O trabalho voluntário, por exemplo, está muito mais desenvolvido em países como
a Suécia, Holanda e Reino Unido.
Sociedades de
elevado nível de confiança
Outra diferença é
que os cidadãos do Noroeste se sentem mais frequentemente envolvidos em
questões públicas. Manifestam grande interesse pela política e têm mais
oportunidades de expressar o que pensam e de exercer algum tipo de influência.
Além disso, albergam todos os tipos de empreendimentos sociais, culturais e
recreativos, ao mesmo tempo que mantêm uma sociedade civil altamente
desenvolvida.
Não é sem razão que
as nações desta região são chamadas “sociedades de elevado nível de confiança”.
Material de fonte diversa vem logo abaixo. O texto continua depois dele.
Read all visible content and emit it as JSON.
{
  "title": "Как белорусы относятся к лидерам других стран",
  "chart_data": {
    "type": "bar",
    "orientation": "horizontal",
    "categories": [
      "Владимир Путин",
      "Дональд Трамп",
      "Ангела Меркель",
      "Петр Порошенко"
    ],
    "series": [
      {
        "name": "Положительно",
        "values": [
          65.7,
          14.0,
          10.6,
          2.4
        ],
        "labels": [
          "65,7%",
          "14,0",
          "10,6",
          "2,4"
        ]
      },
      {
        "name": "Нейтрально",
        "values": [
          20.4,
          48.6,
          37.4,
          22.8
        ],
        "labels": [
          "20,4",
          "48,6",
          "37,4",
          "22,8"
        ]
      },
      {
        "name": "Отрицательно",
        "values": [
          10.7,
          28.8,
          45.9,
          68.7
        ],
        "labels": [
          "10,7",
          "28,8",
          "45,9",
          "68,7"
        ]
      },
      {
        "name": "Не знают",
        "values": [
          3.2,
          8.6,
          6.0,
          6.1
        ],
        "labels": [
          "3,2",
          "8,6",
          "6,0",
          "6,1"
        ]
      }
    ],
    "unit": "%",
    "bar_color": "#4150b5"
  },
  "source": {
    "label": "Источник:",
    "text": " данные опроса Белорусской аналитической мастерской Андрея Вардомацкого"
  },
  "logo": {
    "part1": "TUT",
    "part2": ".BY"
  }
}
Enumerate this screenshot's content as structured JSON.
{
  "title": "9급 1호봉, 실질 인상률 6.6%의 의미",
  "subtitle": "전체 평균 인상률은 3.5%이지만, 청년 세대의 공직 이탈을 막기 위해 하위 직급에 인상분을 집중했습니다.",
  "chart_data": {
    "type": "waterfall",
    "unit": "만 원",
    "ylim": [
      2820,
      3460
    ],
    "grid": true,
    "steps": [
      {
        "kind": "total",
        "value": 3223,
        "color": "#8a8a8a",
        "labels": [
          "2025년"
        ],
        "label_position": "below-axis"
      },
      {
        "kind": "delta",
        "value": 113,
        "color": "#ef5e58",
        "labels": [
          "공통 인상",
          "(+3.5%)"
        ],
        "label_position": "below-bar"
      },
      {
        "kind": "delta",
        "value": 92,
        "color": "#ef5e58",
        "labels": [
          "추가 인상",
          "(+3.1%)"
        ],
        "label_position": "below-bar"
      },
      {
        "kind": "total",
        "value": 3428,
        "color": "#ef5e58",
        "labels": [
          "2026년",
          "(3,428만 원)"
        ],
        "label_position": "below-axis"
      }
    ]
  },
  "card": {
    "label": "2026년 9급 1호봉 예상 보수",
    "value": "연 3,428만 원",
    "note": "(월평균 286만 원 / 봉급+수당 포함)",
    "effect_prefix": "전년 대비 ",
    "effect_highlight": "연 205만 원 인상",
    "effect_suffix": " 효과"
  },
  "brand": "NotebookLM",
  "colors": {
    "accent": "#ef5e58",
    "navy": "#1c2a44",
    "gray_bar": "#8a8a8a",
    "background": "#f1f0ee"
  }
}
O facto de as empresas, os cidadãos e outros atores confiarem uns nos outros
contribui certamente para o desenvolvimento económico. A sociedade moderna, secularizada,
rica e democrática, valorizadora da vitalidade, profissionalismo e dignidade
humana, é mais profunda no Noroeste do que no Sul e Leste.
Para lá da clivagem
horizontal, no entanto, existe outra, vertical. Veja-se a questão de saber se
as pessoas têm fé na União Europeia, por exemplo. Está intimamente ligada ao
nível de educação. Apenas 37% dos que deixaram os estudos antes dos 15 anos
confiam na UE, enquanto a percentagem entre os que continuaram a estudar passa
os 63%.
Temos um quadro
semelhante quando se coloca a questão da atitude das pessoas perante a expansão
da União Europeia. Quase metade dos inquiridos é firmemente contra tal
expansão. Mais uma vez, no entanto, esta atitude é muito mais comum entre
pessoas com pouca instrução (51%) do que entre os que mantiveram os estudos
(29%).
Os cidadãos que se
sentem de alguma forma ameaçados por processos de modernização inclinam-se
geralmente para uma atitude menos otimista, que também se aplica à visão da
Europa. Se se pretende que o projeto europeu se desenvolva, então é essencial
que esta divisão seja superada.
Opiniões e
sensibilidades
No caso do diálogo
"horizontal", proponho que seja criado um verdadeiro intercâmbio
entre pessoas vulgares com raízes no Norte, no Sul, no Oeste e no Leste do
continente. O objetivo deve ser permitir que se familiarizem com outros modos
de vida, por exemplo, passando um ano na região oposta da Europa. Neste
processo, deveria ser dada particular atenção à forma como opiniões e
sensibilidades, valores e ideais, tradições e ambições têm efeito sobre o
quotidiano das pessoas.
O segundo diálogo
que eu aplaudiria dirige-se à divisão vertical. Atualmente, ainda há um mundo
de diferenças no modo como a elite próspera e altamente educada encara o
projeto europeu e a crescente incerteza sentida pelas massas de cidadãos menos
instruídos. Essa divisão não pode ser simplesmente ultrapassada por uma
campanha de informação ou uma estratégia de comunicação sofisticada. Se se
pretende que a noção da Europa seja abraçada, então há que ter em conta as
experiências e expectativas, os valores e as preocupações das pessoas comuns.
Envolvimento e
dignidade humana
Esse diálogo só
será bem-sucedido se os dirigentes que ocupam cargos públicos desenvolverem
novos hábitos. Um grande grupo de cidadãos sente-se abandonado pelas modernas
elites administrativas, que não primam pela empatia nem pelo envolvimento
social, apresentando uma visão do mundo que é simultaneamente liberal e rígida.
É possível um tal
diálogo? Acredito que a dinâmica cultural que nos fez chegar à vida moderna
contém princípios filosóficos que são partilhados – conscientemente ou não –
por inúmeros europeus. Estou a pensar em palavras-chave como liberdade,
justiça, igualdade, autonomia, participação e dignidade humana. Embora o diálogo
também devesse contemplar a forma como entendemos esses princípios na prática,
o próprio facto de tal debate ocorrer implica não se encarar já a integração
europeia como um "processo irreversível".
Na verdade, a
história é um processo dialético. Quem está no poder tem uma palavra a dizer,
mas os cidadãos também. Por isso, quem tentar impor o projeto europeu como um
imperativo não se deve surpreender com o crescente apoio dado a partidos
eurocéticos como o SP e o PVV [nos dois extremos do espetro político holandês].